Tiziana – Saint-Père, je suis Tiziana et je viens de Cagliari. Je suis émue et heureuse : être devant vous, c’est réaliser un rêve que j’ai depuis mon enfance. Je fais partie de la Communauté de vie chrétienne et de la Ligue missionnaire des étudiants, à travers lesquelles j’ai eu le privilège de vivre des expériences merveilleuses de communion et de service. Pourtant, aujourd’hui, en vous parlant à cœur ouvert, je vous confie que je perds parfois l’espérance. Parfois, ma fragilité est la même que celle de beaucoup de jeunes. Aidez-moi, et nous tous, à comprendre que Dieu ne nous abandonne jamais, que nous, les jeunes, nous pouvons encore rêver, au milieu de ceux qui veulent nous enlever ce cadeau.

Pape François – J’aime bien dire aux jeunes : « Ne vous laissez pas voler l’espérance ». Mais ta question va plus loin : « Mais de quelle espérance me parlez-vous, Père ? ». Il y en a qui peuvent penser que l’espérance, c’est d’avoir une vie confortable, une vie tranquille, atteindre quelque chose… C’est une espérance contrôlée, une espérance qui peut bien aller dans un laboratoire.

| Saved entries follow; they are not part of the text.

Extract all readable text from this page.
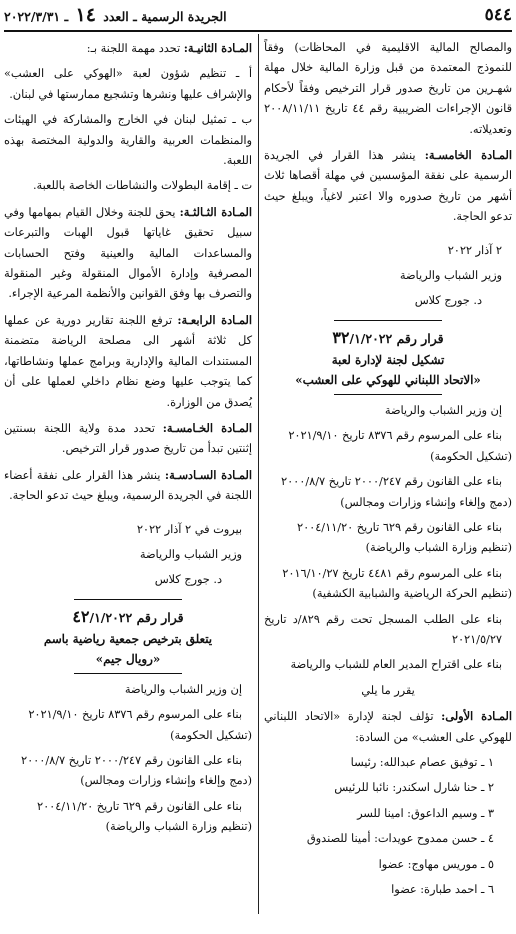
٥٤٤
الجريدة الرسمية ـ العدد ١٤ ـ ٢٠٢٢/٣/٣١

والمصالح المالية الاقليمية في المحاظات) وفقاً للنموذج المعتمدة من قبل وزارة المالية خلال مهلة شهـرين من تاريخ صدور قرار الترخيص وفقاً لأحكام قانون الإجراءات الضريبية رقم ٤٤ تاريخ ٢٠٠٨/١١/١١ وتعديلاته.

المـادة الخامسـة: ينشر هذا القرار في الجريدة الرسمية على نفقة المؤسسين في مهلة أقصاها ثلاث أشهر من تاريخ صدوره والا اعتبر لاغياً، ويبلغ حيث تدعو الحاجة.

٢ آذار ٢٠٢٢

وزير الشباب والرياضة

د. جورج كلاس

قرار رقم ٣٢/١/٢٠٢٢
تشكيل لجنة لإدارة لعبة
«الاتحاد اللبناني للهوكي على العشب»

إن وزير الشباب والرياضة

بناء على المرسوم رقم ٨٣٧٦ تاريخ ٢٠٢١/٩/١٠

(تشكيل الحكومة)

بناء على القانون رقم ٢٠٠٠/٢٤٧ تاريخ ٢٠٠٠/٨/٧

(دمج وإلغاء وإنشاء وزارات ومجالس)

بناء على القانون رقم ٦٢٩ تاريخ ٢٠٠٤/١١/٢٠

(تنظيم وزارة الشباب والرياضة)

بناء على المرسوم رقم ٤٤٨١ تاريخ ٢٠١٦/١٠/٢٧

(تنظيم الحركة الرياضية والشبابية الكشفية)

بناء على الطلب المسجل تحت رقم ٨٢٩/د تاريخ ٢٠٢١/٥/٢٧

بناء على اقتراح المدير العام للشباب والرياضة

يقرر ما يلي

المـادة الأولى: تؤلف لجنة لإدارة «الاتحاد اللبناني للهوكي على العشب» من السادة:

١ ـ توفيق عصام عبدالله: رئيسا

٢ ـ حنا شارل اسكندر: نائبا للرئيس

٣ ـ وسيم الداعوق: امينا للسر

٤ ـ حسن ممدوح عويدات: أمينا للصندوق

٥ ـ موريس مهاوج: عضوا

٦ ـ احمد طبارة: عضوا

المـادة الثانيـة: تحدد مهمة اللجنة بـ:

أ ـ تنظيم شؤون لعبة «الهوكي على العشب» والإشراف عليها ونشرها وتشجيع ممارستها في لبنان.

ب ـ تمثيل لبنان في الخارج والمشاركة في الهيئات والمنظمات العربية والقارية والدولية المختصة بهذه اللعبة.

ت ـ إقامة البطولات والنشاطات الخاصة باللعبة.

المـادة الثـالثـة: يحق للجنة وخلال القيام بمهامها وفي سبيل تحقيق غاياتها قبول الهبات والتبرعات والمساعدات المالية والعينية وفتح الحسابات المصرفية وإدارة الأموال المنقولة وغير المنقولة والتصرف بها وفق القوانين والأنظمة المرعية الإجراء.

المـادة الرابعـة: ترفع اللجنة تقارير دورية عن عملها كل ثلاثة أشهر الى مصلحة الرياضة متضمنة المستندات المالية والإدارية وبرامج عملها ونشاطاتها، كما يتوجب عليها وضع نظام داخلي لعملها على أن يُصدق من الوزارة.

المـادة الخـامسـة: تحدد مدة ولاية اللجنة بسنتين إثنتين تبدأ من تاريخ صدور قرار الترخيص.

المـادة السـادسـة: ينشر هذا القرار على نفقة أعضاء اللجنة في الجريدة الرسمية، ويبلغ حيث تدعو الحاجة.

بيروت في ٢ آذار ٢٠٢٢

وزير الشباب والرياضة

د. جورج كلاس

قرار رقم ٤٢/١/٢٠٢٢
يتعلق بترخيص جمعية رياضية باسم
«رويال جيم»

إن وزير الشباب والرياضة

بناء على المرسوم رقم ٨٣٧٦ تاريخ ٢٠٢١/٩/١٠

(تشكيل الحكومة)

بناء على القانون رقم ٢٠٠٠/٢٤٧ تاريخ ٢٠٠٠/٨/٧

(دمج وإلغاء وإنشاء وزارات ومجالس)

بناء على القانون رقم ٦٢٩ تاريخ ٢٠٠٤/١١/٢٠

(تنظيم وزارة الشباب والرياضة)
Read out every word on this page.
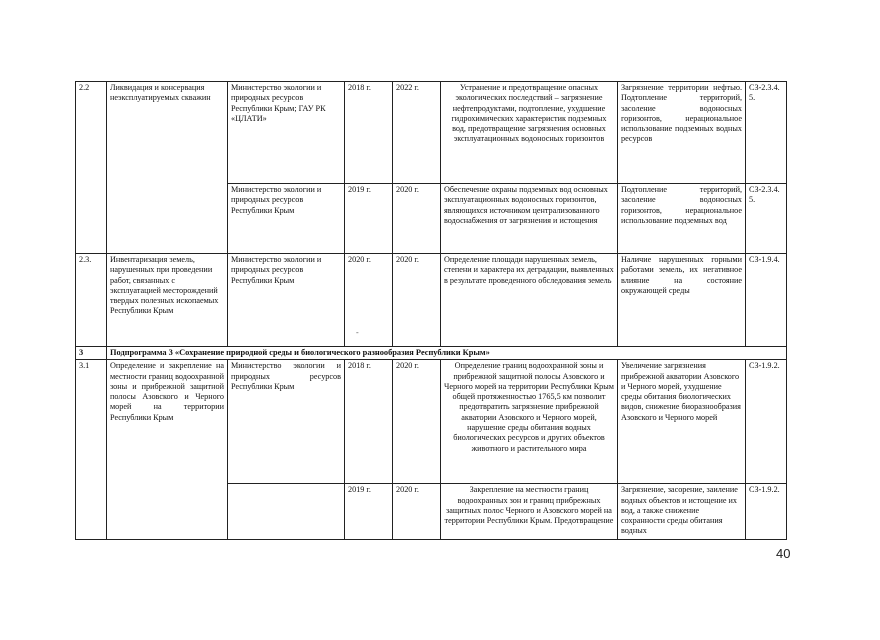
2.2	Ликвидация и консервация неэксплуатируемых скважин	Министерство экологии и природных ресурсов Республики Крым; ГАУ РК «ЦЛАТИ»	2018 г.	2022 г.	Устранение и предотвращение опасных экологических последствий – загрязнение нефтепродуктами, подтопление, ухудшение гидрохимических характеристик подземных вод, предотвращение загрязнения основных эксплуатационных водоносных горизонтов	Загрязнение территории нефтью. Подтопление территорий, засоление водоносных горизонтов, нерациональное использование подземных водных ресурсов	СЗ-2.3.4.5.
		Министерство экологии и природных ресурсов Республики Крым	2019 г.	2020 г.	Обеспечение охраны подземных вод основных эксплуатационных водоносных горизонтов, являющихся источником централизованного водоснабжения от загрязнения и истощения	Подтопление территорий, засоление водоносных горизонтов, нерациональное использование подземных вод	СЗ-2.3.4.5.
2.3.	Инвентаризация земель, нарушенных при проведении работ, связанных с эксплуатацией месторождений твердых полезных ископаемых Республики Крым	Министерство экологии и природных ресурсов Республики Крым	2020 г.	2020 г.	Определение площади нарушенных земель, степени и характера их деградации, выявленных в результате проведенного обследования земель	Наличие нарушенных горными работами земель, их негативное влияние на состояние окружающей среды	СЗ-1.9.4.
3	Подпрограмма 3 «Сохранение природной среды и биологического разнообразия Республики Крым»						
3.1	Определение и закрепление на местности границ водоохранной зоны и прибрежной защитной полосы Азовского и Черного морей на территории Республики Крым	Министерство экологии и природных ресурсов Республики Крым	2018 г.	2020 г.	Определение границ водоохранной зоны и прибрежной защитной полосы Азовского и Черного морей на территории Республики Крым общей протяженностью 1765,5 км позволит предотвратить загрязнение прибрежной акватории Азовского и Черного морей, нарушение среды обитания водных биологических ресурсов и других объектов животного и растительного мира	Увеличение загрязнения прибрежной акватории Азовского и Черного морей, ухудшение среды обитания биологических видов, снижение биоразнообразия Азовского и Черного морей	СЗ-1.9.2.
			2019 г.	2020 г.	Закрепление на местности границ водоохранных зон и границ прибрежных защитных полос Черного и Азовского морей на территории Республики Крым. Предотвращение	Загрязнение, засорение, заиление водных объектов и истощение их вод, а также снижение сохранности среды обитания водных	СЗ-1.9.2.
-
40
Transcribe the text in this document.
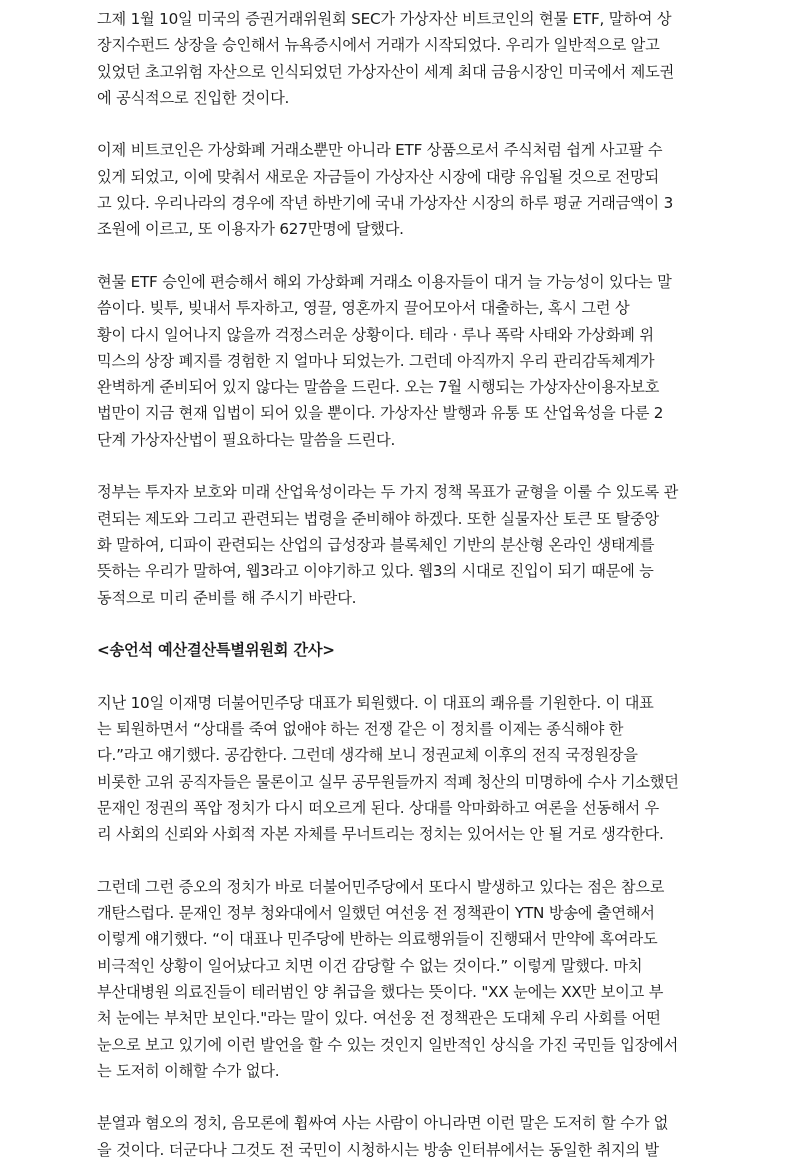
그제 1월 10일 미국의 증권거래위원회 SEC가 가상자산 비트코인의 현물 ETF, 말하여 상
장지수펀드 상장을 승인해서 뉴욕증시에서 거래가 시작되었다. 우리가 일반적으로 알고
있었던 초고위험 자산으로 인식되었던 가상자산이 세계 최대 금융시장인 미국에서 제도권
에 공식적으로 진입한 것이다.
이제 비트코인은 가상화폐 거래소뿐만 아니라 ETF 상품으로서 주식처럼 쉽게 사고팔 수
있게 되었고, 이에 맞춰서 새로운 자금들이 가상자산 시장에 대량 유입될 것으로 전망되
고 있다. 우리나라의 경우에 작년 하반기에 국내 가상자산 시장의 하루 평균 거래금액이 3
조원에 이르고, 또 이용자가 627만명에 달했다.
현물 ETF 승인에 편승해서 해외 가상화폐 거래소 이용자들이 대거 늘 가능성이 있다는 말
씀이다. 빚투, 빚내서 투자하고, 영끌, 영혼까지 끌어모아서 대출하는, 혹시 그런 상
황이 다시 일어나지 않을까 걱정스러운 상황이다. 테라 · 루나 폭락 사태와 가상화폐 위
믹스의 상장 폐지를 경험한 지 얼마나 되었는가. 그런데 아직까지 우리 관리감독체계가
완벽하게 준비되어 있지 않다는 말씀을 드린다. 오는 7월 시행되는 가상자산이용자보호
법만이 지금 현재 입법이 되어 있을 뿐이다. 가상자산 발행과 유통 또 산업육성을 다룬 2
단계 가상자산법이 필요하다는 말씀을 드린다.
정부는 투자자 보호와 미래 산업육성이라는 두 가지 정책 목표가 균형을 이룰 수 있도록 관
련되는 제도와 그리고 관련되는 법령을 준비해야 하겠다. 또한 실물자산 토큰 또 탈중앙
화 말하여, 디파이 관련되는 산업의 급성장과 블록체인 기반의 분산형 온라인 생태계를
뜻하는 우리가 말하여, 웹3라고 이야기하고 있다. 웹3의 시대로 진입이 되기 때문에 능
동적으로 미리 준비를 해 주시기 바란다.
<송언석 예산결산특별위원회 간사>
지난 10일 이재명 더불어민주당 대표가 퇴원했다. 이 대표의 쾌유를 기원한다. 이 대표
는 퇴원하면서 “상대를 죽여 없애야 하는 전쟁 같은 이 정치를 이제는 종식해야 한
다.”라고 얘기했다. 공감한다. 그런데 생각해 보니 정권교체 이후의 전직 국정원장을
비롯한 고위 공직자들은 물론이고 실무 공무원들까지 적폐 청산의 미명하에 수사 기소했던
문재인 정권의 폭압 정치가 다시 떠오르게 된다. 상대를 악마화하고 여론을 선동해서 우
리 사회의 신뢰와 사회적 자본 자체를 무너트리는 정치는 있어서는 안 될 거로 생각한다.
그런데 그런 증오의 정치가 바로 더불어민주당에서 또다시 발생하고 있다는 점은 참으로
개탄스럽다. 문재인 정부 청와대에서 일했던 여선웅 전 정책관이 YTN 방송에 출연해서
이렇게 얘기했다. “이 대표나 민주당에 반하는 의료행위들이 진행돼서 만약에 혹여라도
비극적인 상황이 일어났다고 치면 이건 감당할 수 없는 것이다.” 이렇게 말했다. 마치
부산대병원 의료진들이 테러범인 양 취급을 했다는 뜻이다. "XX 눈에는 XX만 보이고 부
처 눈에는 부처만 보인다."라는 말이 있다. 여선웅 전 정책관은 도대체 우리 사회를 어떤
눈으로 보고 있기에 이런 발언을 할 수 있는 것인지 일반적인 상식을 가진 국민들 입장에서
는 도저히 이해할 수가 없다.
분열과 혐오의 정치, 음모론에 휩싸여 사는 사람이 아니라면 이런 말은 도저히 할 수가 없
을 것이다. 더군다나 그것도 전 국민이 시청하시는 방송 인터뷰에서는 동일한 취지의 발
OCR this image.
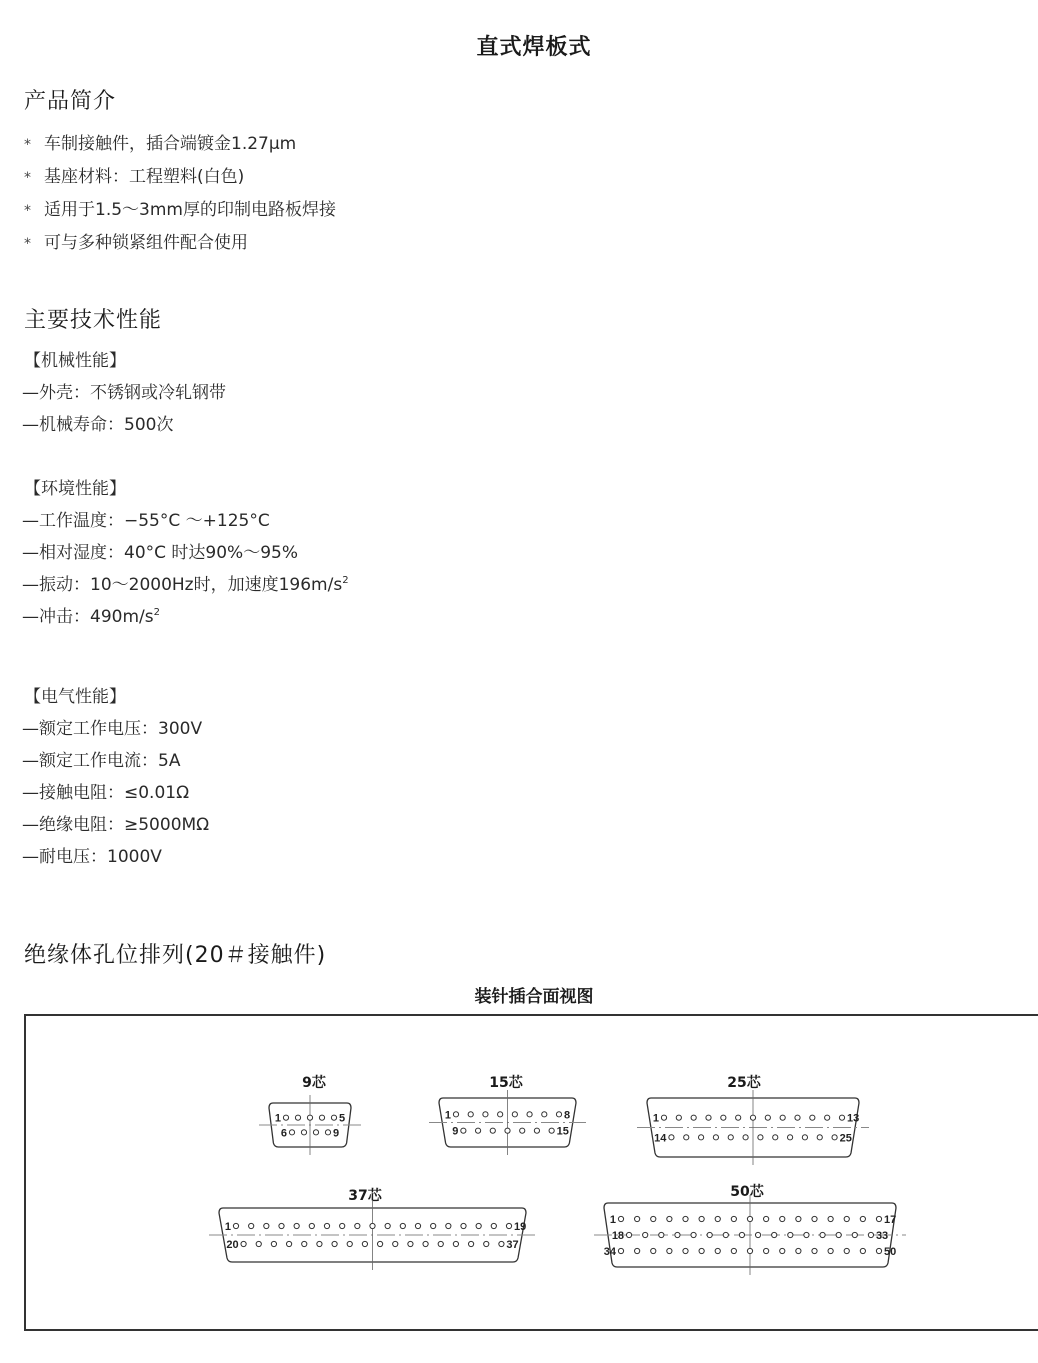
直式焊板式
产品简介
* 车制接触件，插合端镀金1.27μm
* 基座材料：工程塑料(白色)
* 适用于1.5～3mm厚的印制电路板焊接
* 可与多种锁紧组件配合使用
主要技术性能
【机械性能】
—外壳：不锈钢或冷轧钢带
—机械寿命：500次
【环境性能】
—工作温度：−55°C ～+125°C
—相对湿度：40°C 时达90%～95%
—振动：10～2000Hz时，加速度$196m/s^2$
—冲击：$490m/s^2$
【电气性能】
—额定工作电压：300V
—额定工作电流：5A
—接触电阻：≤0.01Ω
—绝缘电阻：≥5000MΩ
—耐电压：1000V
绝缘体孔位排列(20＃接触件)
装针插合面视图
9芯	15芯	25芯
37芯	50芯
1	5
6	9
1	8
9	15
1	13
14	25
1	19
20	37
1	17
18	33
34	50
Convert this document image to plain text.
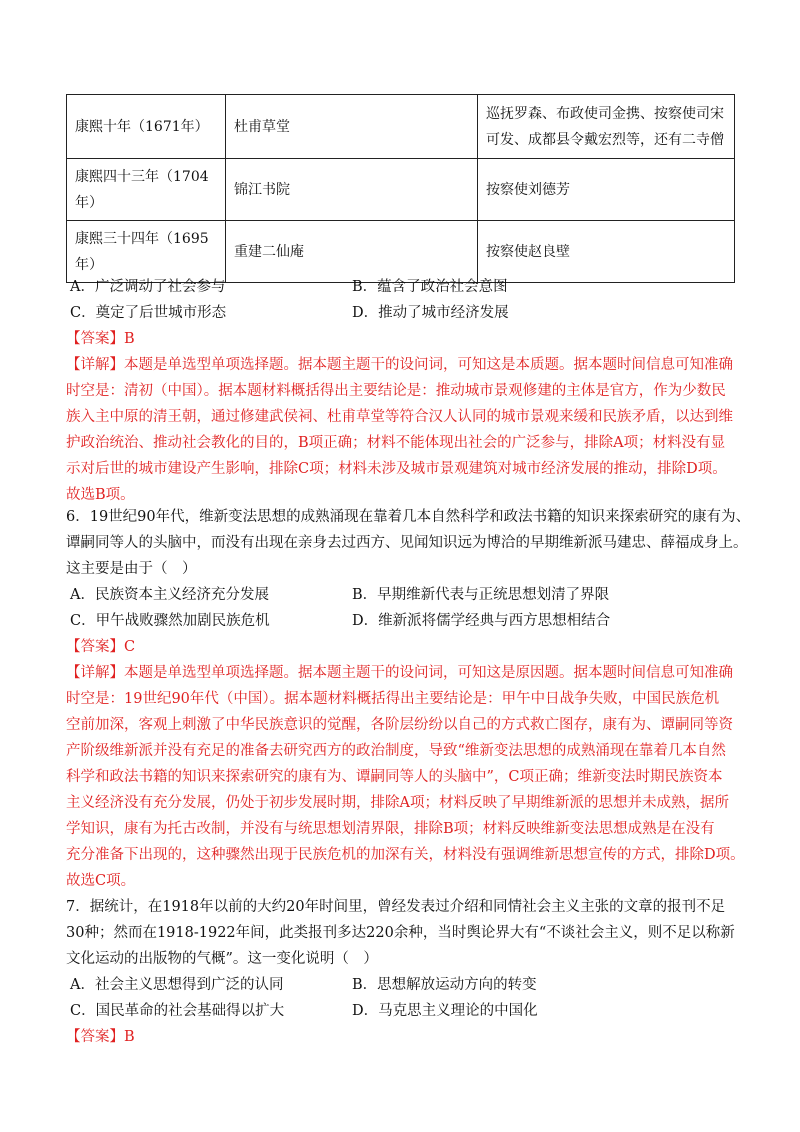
康熙十年（1671年）	杜甫草堂	巡抚罗森、布政使司金携、按察使司宋
可发、成都县令戴宏烈等，还有二寺僧

康熙四十三年（1704年）	锦江书院	按察使刘德芳
康熙三十四年（1695年）	重建二仙庵	按察使赵良壁
A．广泛调动了社会参与	B．蕴含了政治社会意图
C．奠定了后世城市形态	D．推动了城市经济发展
【答案】B
【详解】本题是单选型单项选择题。据本题主题干的设问词，可知这是本质题。据本题时间信息可知准确
时空是：清初（中国）。据本题材料概括得出主要结论是：推动城市景观修建的主体是官方，作为少数民
族入主中原的清王朝，通过修建武侯祠、杜甫草堂等符合汉人认同的城市景观来缓和民族矛盾，以达到维
护政治统治、推动社会教化的目的，B项正确；材料不能体现出社会的广泛参与，排除A项；材料没有显
示对后世的城市建设产生影响，排除C项；材料未涉及城市景观建筑对城市经济发展的推动，排除D项。
故选B项。
6．19世纪90年代，维新变法思想的成熟涌现在靠着几本自然科学和政法书籍的知识来探索研究的康有为、
谭嗣同等人的头脑中，而没有出现在亲身去过西方、见闻知识远为博洽的早期维新派马建忠、薛福成身上。
这主要是由于（　）
A．民族资本主义经济充分发展	B．早期维新代表与正统思想划清了界限
C．甲午战败骤然加剧民族危机	D．维新派将儒学经典与西方思想相结合
【答案】C
【详解】本题是单选型单项选择题。据本题主题干的设问词，可知这是原因题。据本题时间信息可知准确
时空是：19世纪90年代（中国）。据本题材料概括得出主要结论是：甲午中日战争失败，中国民族危机
空前加深，客观上刺激了中华民族意识的觉醒，各阶层纷纷以自己的方式救亡图存，康有为、谭嗣同等资
产阶级维新派并没有充足的准备去研究西方的政治制度，导致“维新变法思想的成熟涌现在靠着几本自然
科学和政法书籍的知识来探索研究的康有为、谭嗣同等人的头脑中”，C项正确；维新变法时期民族资本
主义经济没有充分发展，仍处于初步发展时期，排除A项；材料反映了早期维新派的思想并未成熟，据所
学知识，康有为托古改制，并没有与统思想划清界限，排除B项；材料反映维新变法思想成熟是在没有
充分准备下出现的，这种骤然出现于民族危机的加深有关，材料没有强调维新思想宣传的方式，排除D项。
故选C项。
7．据统计，在1918年以前的大约20年时间里，曾经发表过介绍和同情社会主义主张的文章的报刊不足
30种；然而在1918-1922年间，此类报刊多达220余种，当时舆论界大有“不谈社会主义，则不足以称新
文化运动的出版物的气概”。这一变化说明（　）
A．社会主义思想得到广泛的认同	B．思想解放运动方向的转变
C．国民革命的社会基础得以扩大	D．马克思主义理论的中国化
【答案】B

Mais si tu es dans la vie, et si tu travailles dans la vie, avec tous ses problèmes, avec tout le scepticisme que t’offre la vie, avec tous ses échecs, « de quelle espérance me parlez-vous, Père ? ». Oui, je peux te dire : « Mais nous irons tous au ciel ». Oui, c’est vrai. Le Seigneur est bon. Mais je veux un monde meilleur et je suis fragile et je ne vois pas comment cela peut se faire. Je veux « me mêler », par exemple, au travail de la politique, ou de la médecine… Mais parfois, j’y trouve la corruption, et le travail qui devrait servir consiste finalement à faire des affaires. Je veux « me mêler » dans l’Église, et là aussi, le diable sème la corruption et souvent, il y a… Je rappelle ce chemin de croix du pape Benoît XVI, quand il nous invitait à chasser les saletés de l’Église… Même dans l’Église, il y a de la corruption. Il y a toujours quelque chose qui déçoit l’espérance et on ne peut pas comme cela… Mais la véritable espérance est un don de Dieu, c’est un cadeau, et elle ne déçoit jamais.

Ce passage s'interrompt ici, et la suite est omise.